The Battle of Saragarhi is the tale of incredible valour of 21 soldiers who remained unconquered even in death. A tale of bravery in the records of military warfare unfolded when a group of 21 Sikh soldiers defended a vital North-West Frontier post against 10,000 Afridi and Orakzai attackers.
During the British Raj, 36th Sikh troops had stationed 21 of their soldiers at Saragarhi under Havildar Ishar Singh to keep watch. The Afghan tribes saw this as an opportunity, and on September 12, 1897, attacked Saragarhi. Their strategy was to destroy the post quickly, and capture fort Lockhart and Gulistan deeper into North-West Frontier Province (NWFP), now in Pakistan.
The-NRI reports how Saragarhi was a makeshift post of stones and mud walls with a wooden door.

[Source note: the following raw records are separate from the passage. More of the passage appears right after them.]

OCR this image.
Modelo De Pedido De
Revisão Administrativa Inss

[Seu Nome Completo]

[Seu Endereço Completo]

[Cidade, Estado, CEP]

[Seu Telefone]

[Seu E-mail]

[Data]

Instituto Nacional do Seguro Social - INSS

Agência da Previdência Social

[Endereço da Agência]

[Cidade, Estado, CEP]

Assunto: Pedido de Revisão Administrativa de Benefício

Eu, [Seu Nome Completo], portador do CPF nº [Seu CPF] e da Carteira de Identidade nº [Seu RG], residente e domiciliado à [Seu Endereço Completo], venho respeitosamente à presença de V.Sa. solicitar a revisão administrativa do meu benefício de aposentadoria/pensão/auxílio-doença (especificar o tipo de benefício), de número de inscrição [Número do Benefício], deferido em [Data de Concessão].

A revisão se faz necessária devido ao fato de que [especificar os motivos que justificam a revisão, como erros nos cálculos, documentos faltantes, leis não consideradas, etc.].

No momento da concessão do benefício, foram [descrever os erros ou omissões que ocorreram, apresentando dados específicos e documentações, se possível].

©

After sending off radio signal against the invaders, Havildar Singh and his men knew well that Saragarhi would fall, but decided to defend the post until reinforcements could arrive at Fort Gulistan.
At Saragarhi, the Afghans made numerous attempts to break open the gate of the post but the brave Sikhs kept battling the onslaught. The Afghans could not breach in, to their shock and pain. The sky rang with Sikh battle cry – “Jo Bole So Nihal, Sat Sri Akal (Victory belongs to those who recite the name of God with a true heart).”

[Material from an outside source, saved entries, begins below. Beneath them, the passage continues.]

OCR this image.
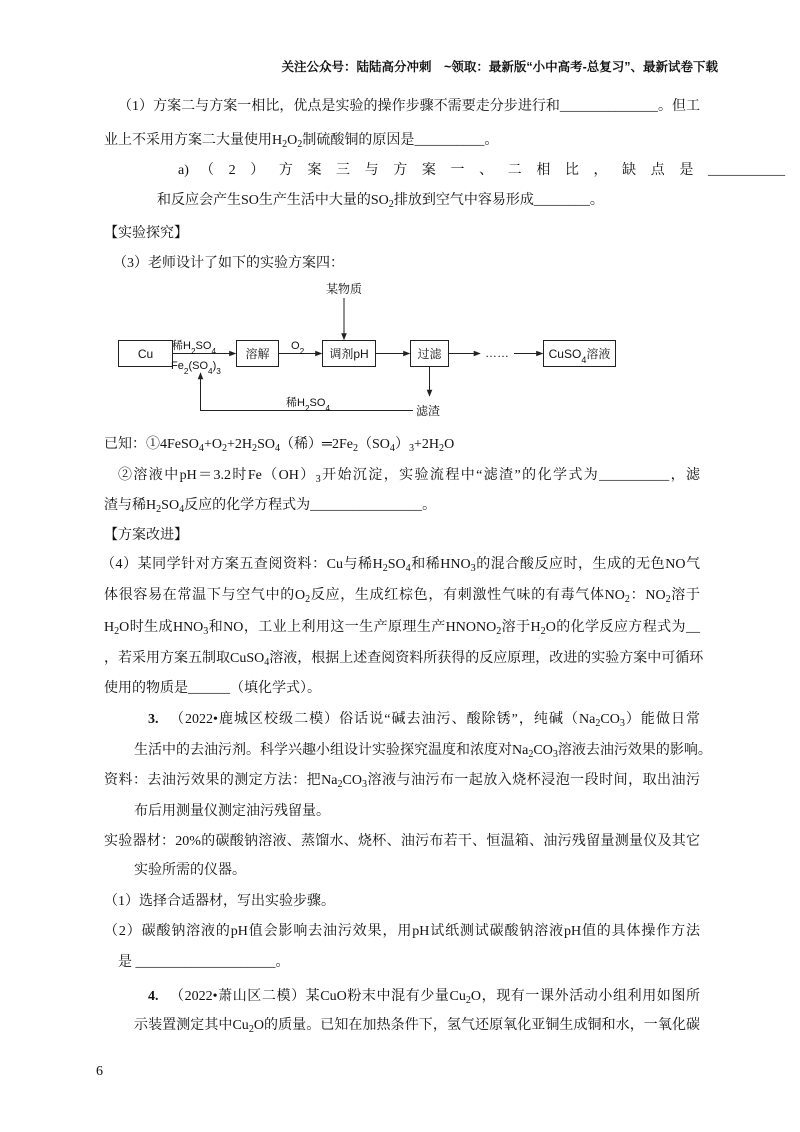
关注公众号：陆陆高分冲刺　~领取：最新版“小中高考-总复习”、最新试卷下载
（1）方案二与方案一相比，优点是实验的操作步骤不需要走分步进行和______________。但工
业上不采用方案二大量使用$H_2O_2$制硫酸铜的原因是__________。
a) （2）方案三与方案一、二相比，缺点是___________
和反应会产生SO生产生活中大量的$SO_2$排放到空气中容易形成________。
【实验探究】
（3）老师设计了如下的实验方案四：
某物质
Cu
稀$H_2SO_4$
$Fe_2(SO_4)_3$
溶解
$O_2$ 调剂pH	过滤	……	CuSO$_4$溶液
滤渣
稀$H_2SO_4$
已知：$①4FeSO_4+O_2+2H_2SO_4$（稀）$═2Fe_2(SO_4)_3+2H_2O$
②溶液中pH＝3.2时$Fe(OH)_3$开始沉淀，实验流程中“滤渣”的化学式为__________，滤
渣与稀$H_2SO_4$反应的化学方程式为________________。
【方案改进】
（4）某同学针对方案五查阅资料：Cu与稀$H_2SO_4$和稀$HNO_3$的混合酸反应时，生成的无色NO气
体很容易在常温下与空气中的$O_2$反应，生成红棕色，有刺激性气味的有毒气体$NO_2$：$NO_2$溶于
$H_2O$时生成$HNO_3$和NO，工业上利用这一生产原理生产$HNONO_2$溶于$H_2O$的化学反应方程式为__
，若采用方案五制取CuSO$_4$溶液，根据上述查阅资料所获得的反应原理，改进的实验方案中可循环
使用的物质是______（填化学式）。
3. （2022•鹿城区校级二模）俗话说“碱去油污、酸除锈”，纯碱$(Na_2CO_3)$能做日常
生活中的去油污剂。科学兴趣小组设计实验探究温度和浓度对$Na_2CO_3$溶液去油污效果的影响。
资料：去油污效果的测定方法：把$Na_2CO_3$溶液与油污布一起放入烧杯浸泡一段时间，取出油污
布后用测量仪测定油污残留量。
实验器材：20%的碳酸钠溶液、蒸馏水、烧杯、油污布若干、恒温箱、油污残留量测量仪及其它
实验所需的仪器。
（1）选择合适器材，写出实验步骤。
（2）碳酸钠溶液的pH值会影响去油污效果，用pH试纸测试碳酸钠溶液pH值的具体操作方法
是 ____________________。
4. （2022•萧山区二模）某CuO粉末中混有少量$Cu_2O$，现有一课外活动小组利用如图所
示装置测定其中$Cu_2O$的质量。已知在加热条件下，氢气还原氧化亚铜生成铜和水，一氧化碳
6
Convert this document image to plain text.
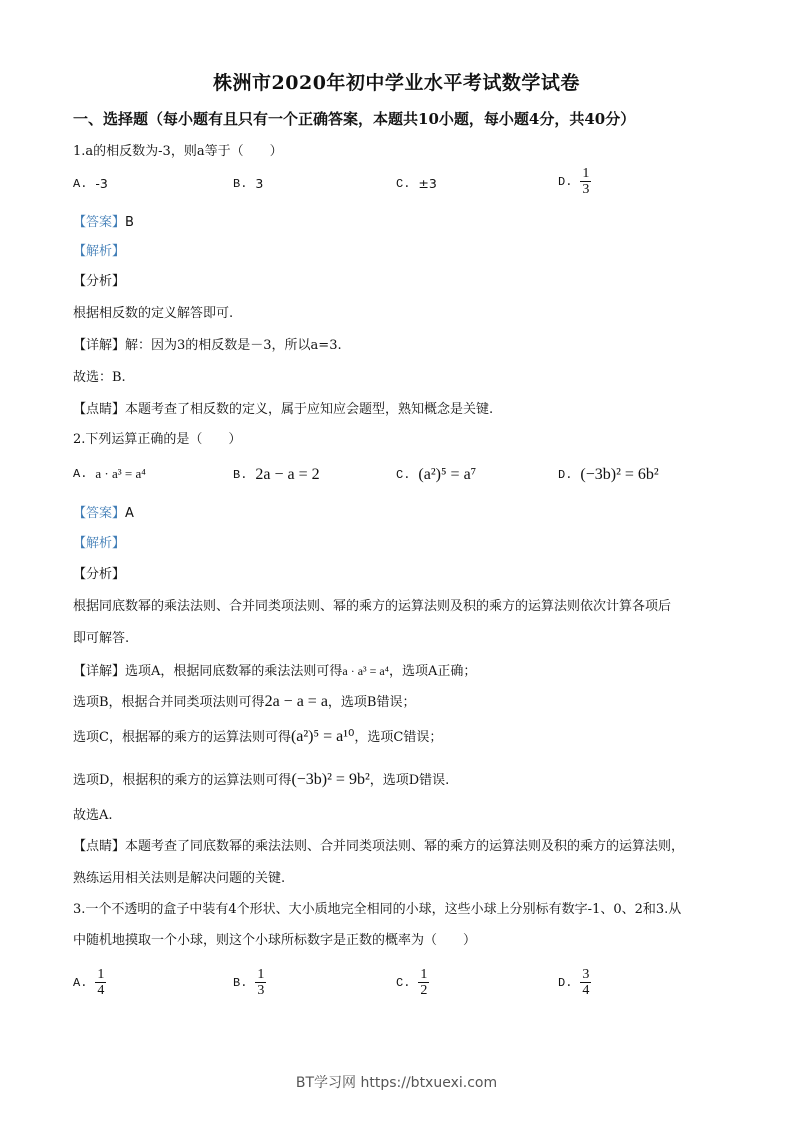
株洲市2020年初中学业水平考试数学试卷
一、选择题（每小题有且只有一个正确答案，本题共10小题，每小题4分，共40分）
1.a的相反数为-3，则a等于（　　）
A. -3	B. 3	C. ±3	D. $\frac{1}{3}$
【答案】B
【解析】
【分析】
根据相反数的定义解答即可.
【详解】解：因为3的相反数是－3，所以a=3.
故选：B.
【点睛】本题考查了相反数的定义，属于应知应会题型，熟知概念是关键.
2.下列运算正确的是（　　）
A. a · a³ = a⁴	B. 2a − a = 2	C. (a²)⁵ = a⁷	D. (−3b)² = 6b²
【答案】A
【解析】
【分析】
根据同底数幂的乘法法则、合并同类项法则、幂的乘方的运算法则及积的乘方的运算法则依次计算各项后
即可解答.
【详解】选项A，根据同底数幂的乘法法则可得a · a³ = a⁴，选项A正确；
选项B，根据合并同类项法则可得2a − a = a，选项B错误；
选项C，根据幂的乘方的运算法则可得(a²)⁵ = a¹⁰，选项C错误；
选项D，根据积的乘方的运算法则可得(−3b)² = 9b²，选项D错误.
故选A.
【点睛】本题考查了同底数幂的乘法法则、合并同类项法则、幂的乘方的运算法则及积的乘方的运算法则，
熟练运用相关法则是解决问题的关键.
3.一个不透明的盒子中装有4个形状、大小质地完全相同的小球，这些小球上分别标有数字-1、0、2和3.从
中随机地摸取一个小球，则这个小球所标数字是正数的概率为（　　）
A. $\frac{1}{4}$	B. $\frac{1}{3}$	C. $\frac{1}{2}$	D. $\frac{3}{4}$
BT学习网 https://btxuexi.com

The Sikhs, knowing very well what their fate would be, held out against some of the most unfavourable odds for many hours. When repeated attacks failed, the Afghans set fire to the surrounding bushes and two of the tribesmen, under cover of smoke, managed to make a breach in the wall. The Afghans soon captured Saragarhi.

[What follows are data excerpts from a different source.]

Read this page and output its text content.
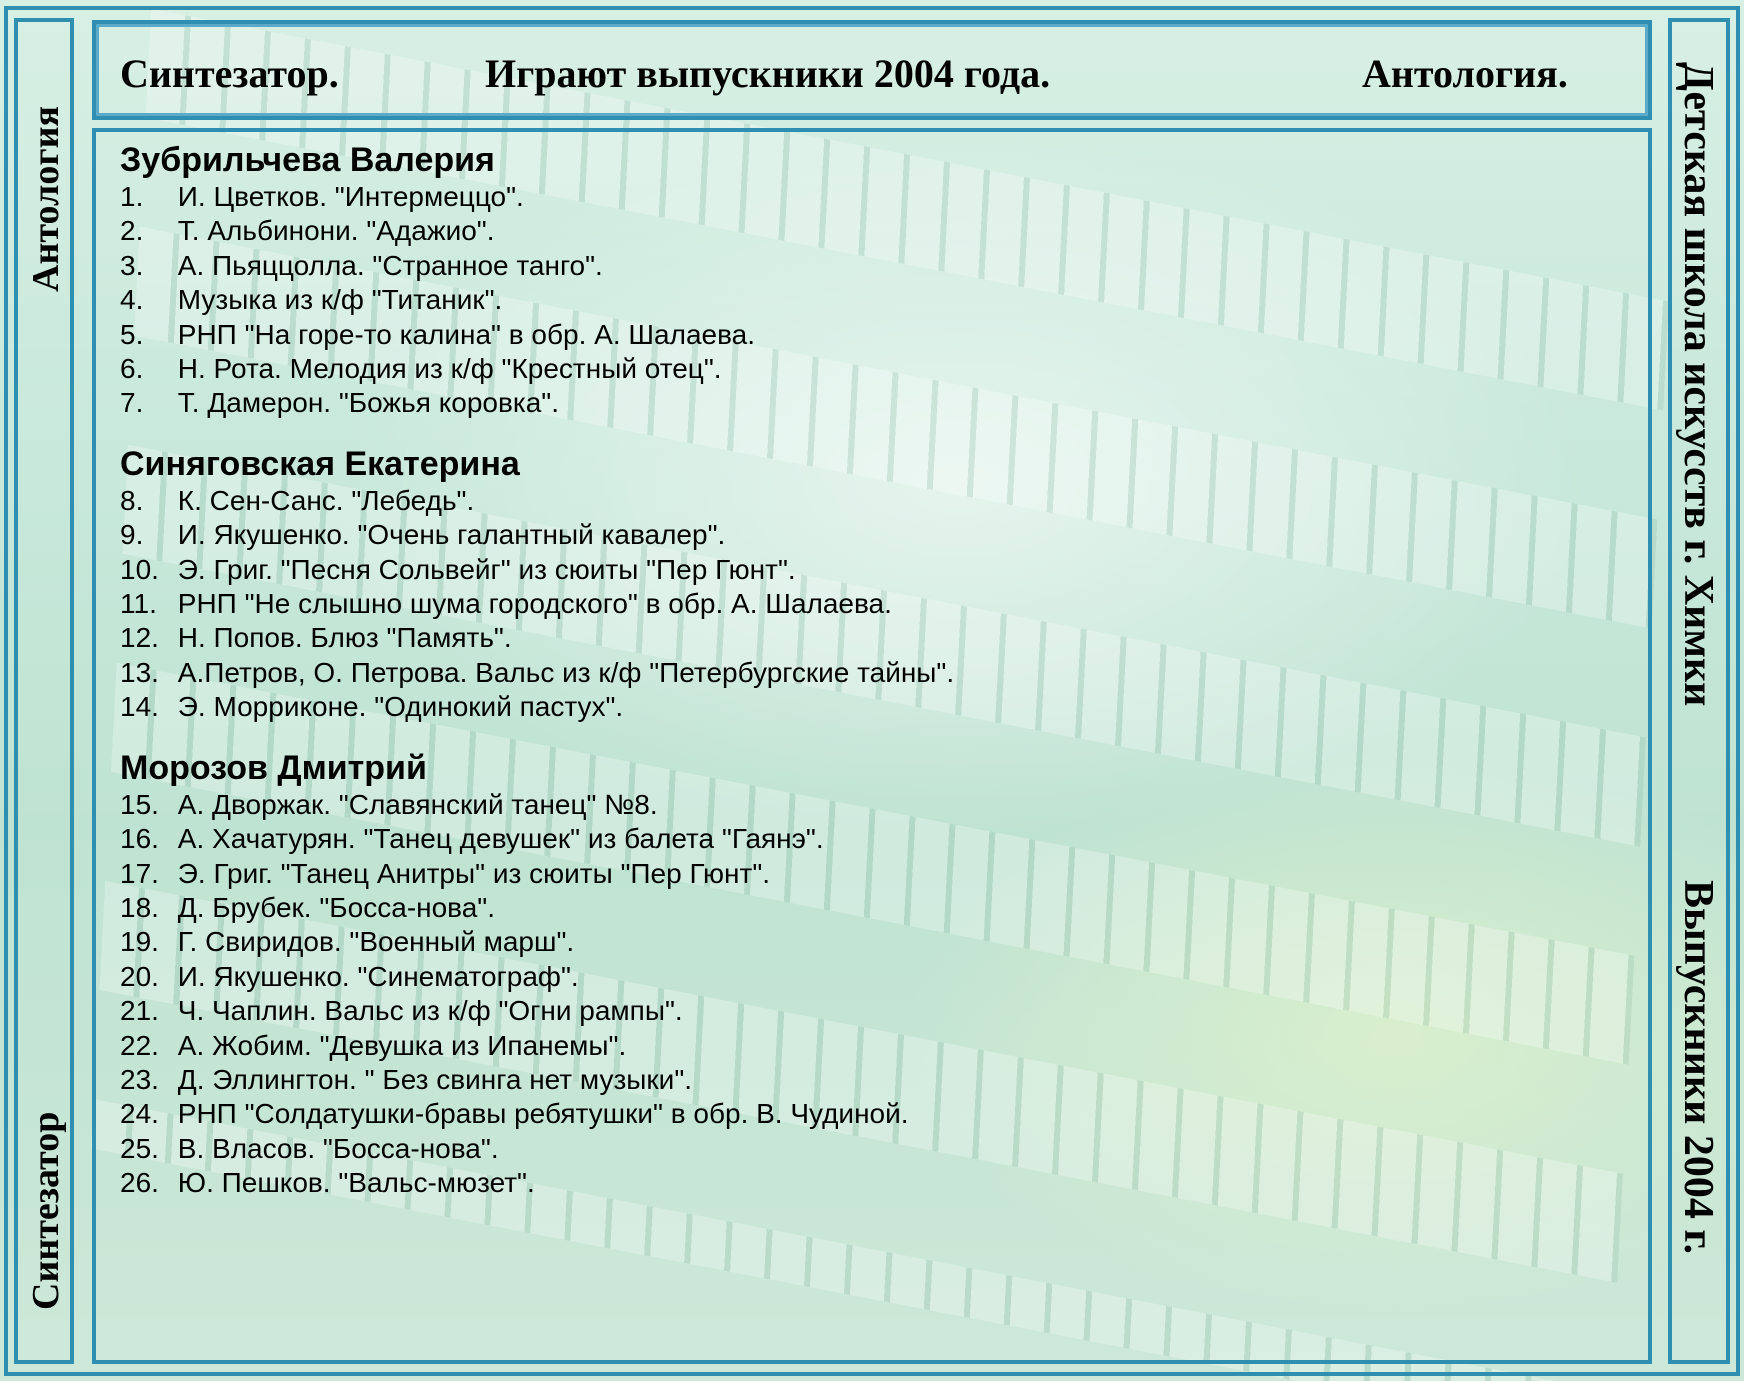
Антология
Синтезатор
Детская школа искусств г. Химки
Выпускники 2004 г.
Синтезатор.	Играют выпускники 2004 года.	Антология.
Зубрильчева Валерия
1. И. Цветков. "Интермеццо".
2. Т. Альбинони. "Адажио".
3. А. Пьяццолла. "Странное танго".
4. Музыка из к/ф "Титаник".
5. РНП "На горе-то калина" в обр. А. Шалаева.
6. Н. Рота. Мелодия из к/ф "Крестный отец".
7. Т. Дамерон. "Божья коровка".
Синяговская Екатерина
8. К. Сен-Санс. "Лебедь".
9. И. Якушенко. "Очень галантный кавалер".
10. Э. Григ. "Песня Сольвейг" из сюиты "Пер Гюнт".
11. РНП "Не слышно шума городского" в обр. А. Шалаева.
12. Н. Попов. Блюз "Память".
13. А.Петров, О. Петрова. Вальс из к/ф "Петербургские тайны".
14. Э. Морриконе. "Одинокий пастух".
Морозов Дмитрий
15. А. Дворжак. "Славянский танец" №8.
16. А. Хачатурян. "Танец девушек" из балета "Гаянэ".
17. Э. Григ. "Танец Анитры" из сюиты "Пер Гюнт".
18. Д. Брубек. "Босса-нова".
19. Г. Свиридов. "Военный марш".
20. И. Якушенко. "Синематограф".
21. Ч. Чаплин. Вальс из к/ф "Огни рампы".
22. А. Жобим. "Девушка из Ипанемы".
23. Д. Эллингтон. " Без свинга нет музыки".
24. РНП "Солдатушки-бравы ребятушки" в обр. В. Чудиной.
25. В. Власов. "Босса-нова".
26. Ю. Пешков. "Вальс-мюзет".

Having destroyed Saragarhi, the Afghans turned to Fort Gulistan. But the Sikhs won even in death. Reinforcements had arrived and the Afghan invaders were defeated. The 21 Sikh soldiers had done their duty. After the Afghan uprising was suppressed, the British Army recaptured Saragarhi. They found 600 bodies – 21 of them were Sikh men in uniforms. It is believed that 4,800 Afghans were wounded in the battle.
For this extraordinary act of bravery and valour, the 21 Sikhs were awarded the Indian Order of Merit, which was the highest gallantry award given to Indians at the time, reports Business Standard. The Battle of Saragarhi remains the only instance when an entire body of troops has been given the highest award for the same battle.
On September 12, 1987, members of the British Parliament rose to give a standing ovation to the valorous soldiers — all of them Indians, all of them Sikhs. The British Armed Forces in the UK still commemorates Saragarhi Day every year as the greatest ‘last-stand battle’ in their military history.